Reane sudah masuk dan duduk di restoran itu dengan wajah semakin di sembunyikan di balik topi, namun sudut matanya masih mengawasi orang itu dengan cermat.

Reane menarik nafas dalam-dalam. Jantungnya berdegup kencang. "Ray, aku tahu masalah ini sudah berlalu, tapi bolehkah aku tahu alasan lebih spesifik kamu menghancurkan keluarga Mario."

Reane menebak, alasannya mungkin dirinya sendiri, tapi sampai sekarang bahkan ia tidak tahu jawabannya entah karena dirinya selalu lupa bertanya atau Ray yang menghindari pertanyaan. 

Benar saja, ujung telepon langsung hening. Ray tidak langsung menjawab. Reane mencengkeram telepon dengan erat, telapak tangannya basah berkeringat. Karena di dalam restoran tidak banyak orang, sehingga Reane merasa dunia hening, hanya degup jantungnya yang terdengar.

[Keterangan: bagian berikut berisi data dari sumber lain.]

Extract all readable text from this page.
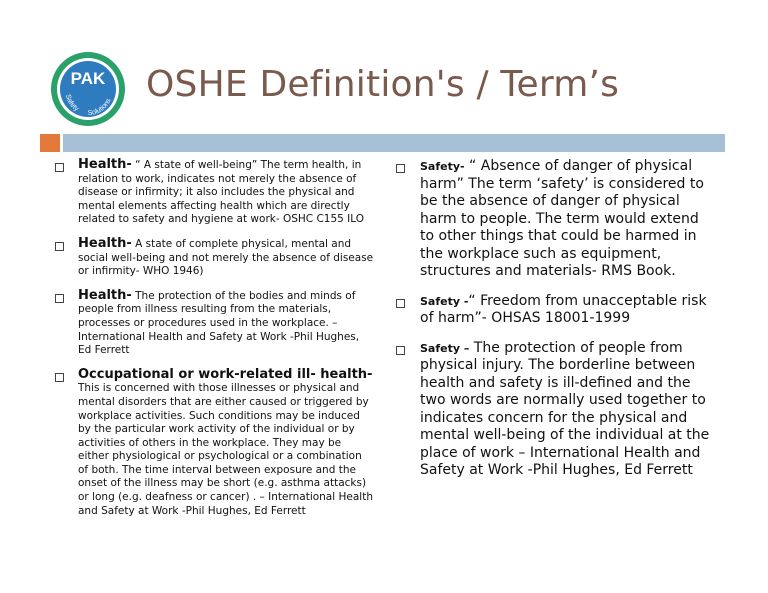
PAK
Safety
Solutions OSHE Definition's / Term’s
Health- “ A state of well-being” The term health, in relation to work, indicates not merely the absence of disease or infirmity; it also includes the physical and mental elements affecting health which are directly related to safety and hygiene at work- OSHC C155 ILO
Health- A state of complete physical, mental and social well-being and not merely the absence of disease or infirmity- WHO 1946)
Health- The protection of the bodies and minds of people from illness resulting from the materials, processes or procedures used in the workplace. – International Health and Safety at Work -Phil Hughes, Ed Ferrett
Occupational or work-related ill- health- This is concerned with those illnesses or physical and mental disorders that are either caused or triggered by workplace activities. Such conditions may be induced by the particular work activity of the individual or by activities of others in the workplace. They may be either physiological or psychological or a combination of both. The time interval between exposure and the onset of the illness may be short (e.g. asthma attacks) or long (e.g. deafness or cancer) . – International Health and Safety at Work -Phil Hughes, Ed Ferrett
Safety- “ Absence of danger of physical harm” The term ‘safety’ is considered to be the absence of danger of physical harm to people. The term would extend to other things that could be harmed in the workplace such as equipment, structures and materials- RMS Book.
Safety -“ Freedom from unacceptable risk of harm”- OHSAS 18001-1999
Safety – The protection of people from physical injury. The borderline between health and safety is ill-defined and the two words are normally used together to indicates concern for the physical and mental well-being of the individual at the place of work – International Health and Safety at Work -Phil Hughes, Ed Ferrett
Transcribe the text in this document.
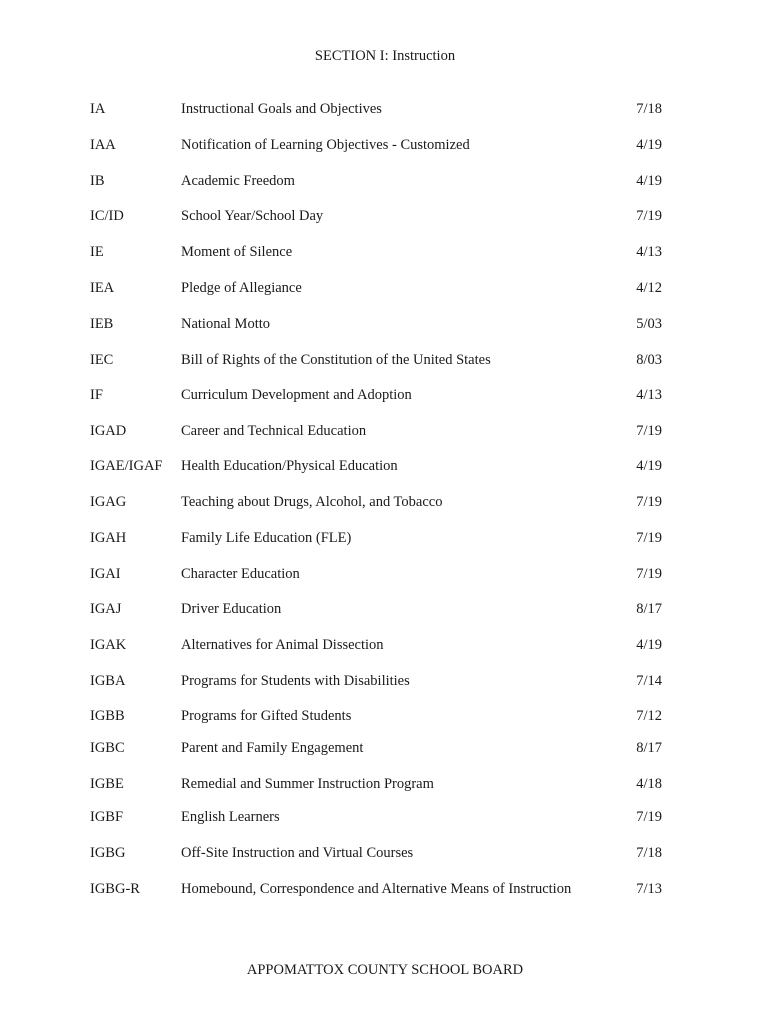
SECTION I: Instruction
IA	Instructional Goals and Objectives	7/18
IAA	Notification of Learning Objectives - Customized	4/19
IB	Academic Freedom	4/19
IC/ID	School Year/School Day	7/19
IE	Moment of Silence	4/13
IEA	Pledge of Allegiance	4/12
IEB	National Motto	5/03
IEC	Bill of Rights of the Constitution of the United States	8/03
IF	Curriculum Development and Adoption	4/13
IGAD	Career and Technical Education	7/19
IGAE/IGAF Health Education/Physical Education	4/19
IGAG	Teaching about Drugs, Alcohol, and Tobacco	7/19
IGAH	Family Life Education (FLE)	7/19
IGAI	Character Education	7/19
IGAJ	Driver Education	8/17
IGAK	Alternatives for Animal Dissection	4/19
IGBA	Programs for Students with Disabilities	7/14
IGBB	Programs for Gifted Students	7/12
IGBC	Parent and Family Engagement	8/17
IGBE	Remedial and Summer Instruction Program	4/18
IGBF	English Learners	7/19
IGBG	Off-Site Instruction and Virtual Courses	7/18
IGBG-R	Homebound, Correspondence and Alternative Means of Instruction	7/13
APPOMATTOX COUNTY SCHOOL BOARD
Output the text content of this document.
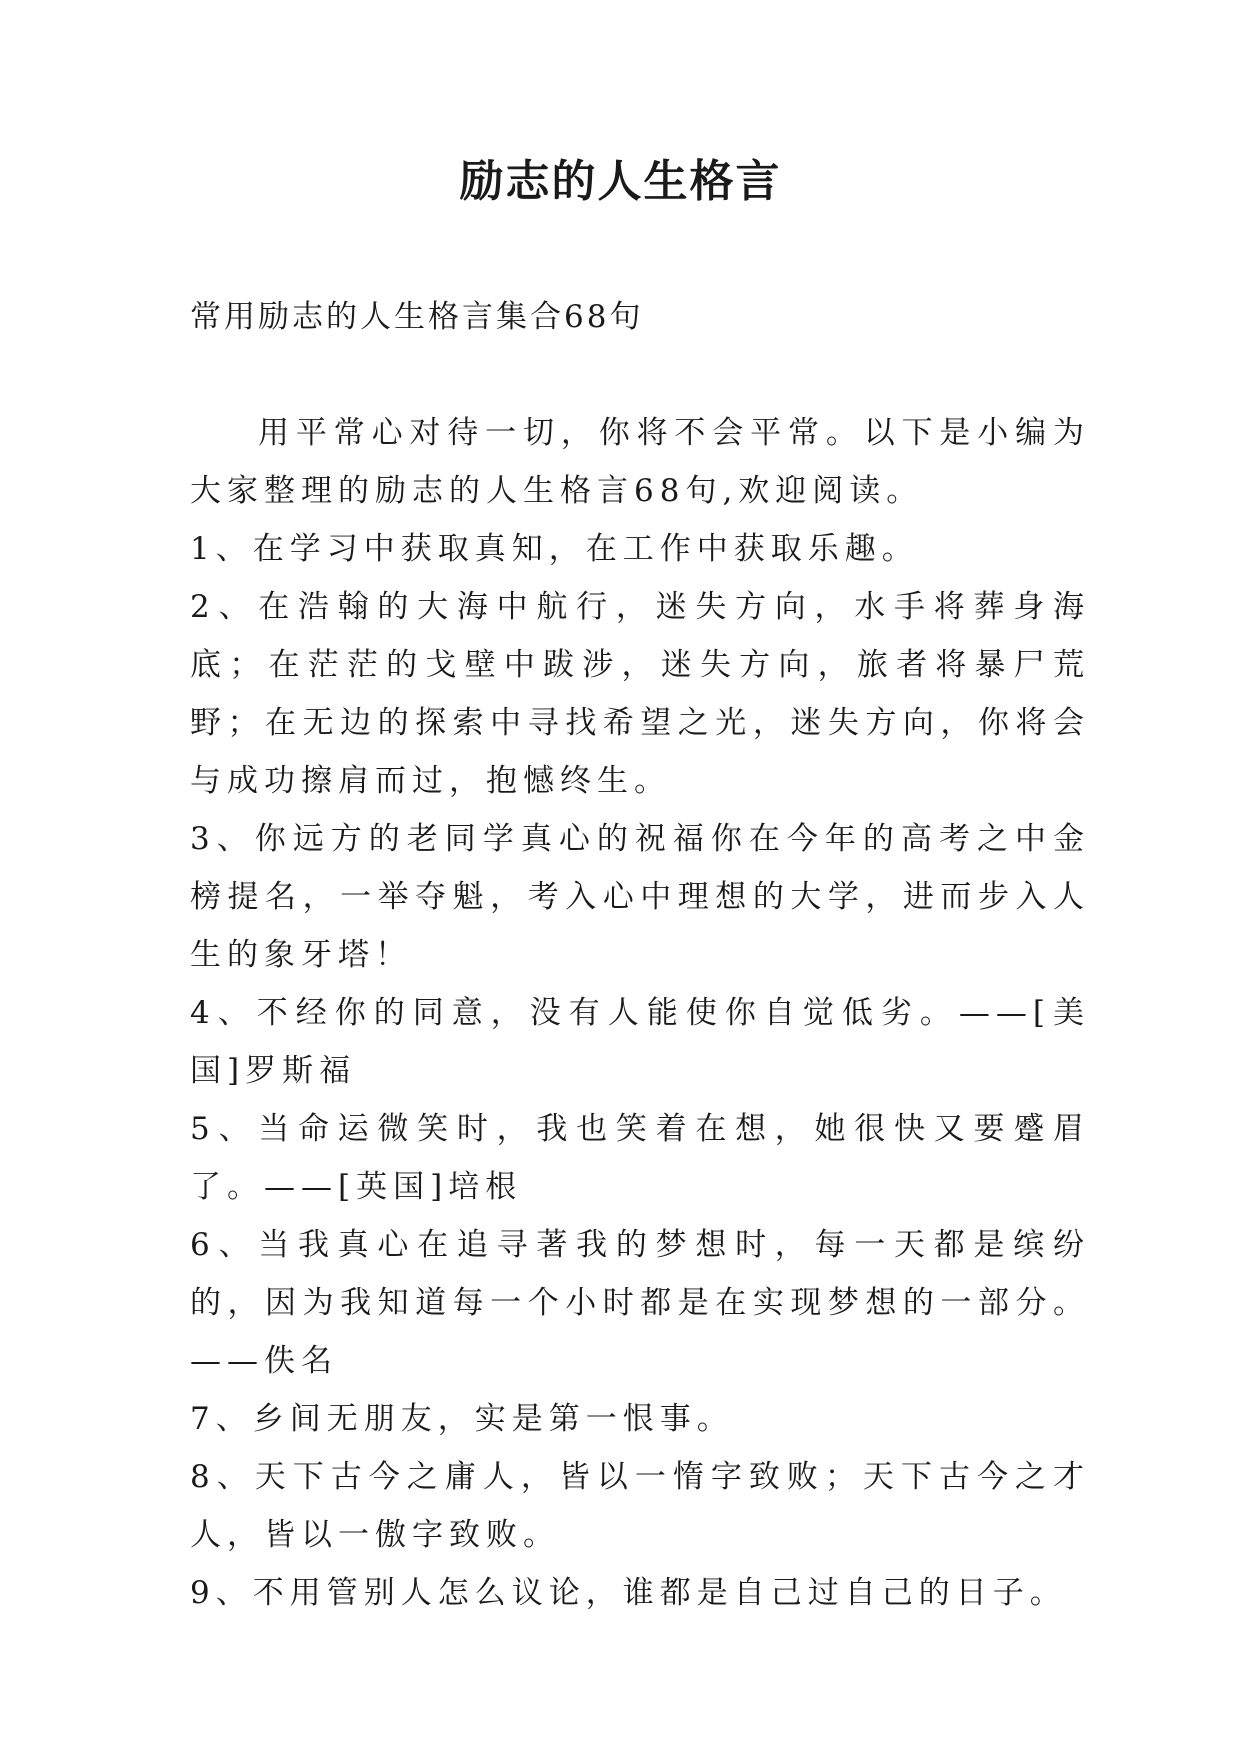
励志的人生格言
常用励志的人生格言集合68句

用平常心对待一切，你将不会平常。以下是小编为大家整理的励志的人生格言68句,欢迎阅读。

1、在学习中获取真知，在工作中获取乐趣。

2、在浩翰的大海中航行，迷失方向，水手将葬身海底；在茫茫的戈壁中跋涉，迷失方向，旅者将暴尸荒野；在无边的探索中寻找希望之光，迷失方向，你将会与成功擦肩而过，抱憾终生。

3、你远方的老同学真心的祝福你在今年的高考之中金榜提名，一举夺魁，考入心中理想的大学，进而步入人生的象牙塔！

4、不经你的同意，没有人能使你自觉低劣。——[美国]罗斯福

5、当命运微笑时，我也笑着在想，她很快又要蹙眉了。——[英国]培根

6、当我真心在追寻著我的梦想时，每一天都是缤纷的，因为我知道每一个小时都是在实现梦想的一部分。——佚名

7、乡间无朋友，实是第一恨事。

8、天下古今之庸人，皆以一惰字致败；天下古今之才人，皆以一傲字致败。

9、不用管别人怎么议论，谁都是自己过自己的日子。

Di tengah suasana tegang itu, seorang gadis pelayan datang menanyakan apa yang ingin dia pesan, ketegangan Reane agak mengendur dan menjauhkan ponselnya saat ia mengatakan pesanannya. 

"Permisi, bolehkah pesananku nanti diantarkan ke meja ini olehnya?" tanya Reane ke gadis pelayan itu sembari menunjuk seseorang yang sibuk bekerja di ujung sana.

"Baiklah."

"Terima kasih."

Setelah dia pergi, Reane mendekatkan kembali teleponnya ke telinga.

"Reane? Apakah kamu mendengarkanku? Siapa yang berbicara denganmu?"

Reane terkejut. Apakah Ray sudah menjawab pertanyaannya? 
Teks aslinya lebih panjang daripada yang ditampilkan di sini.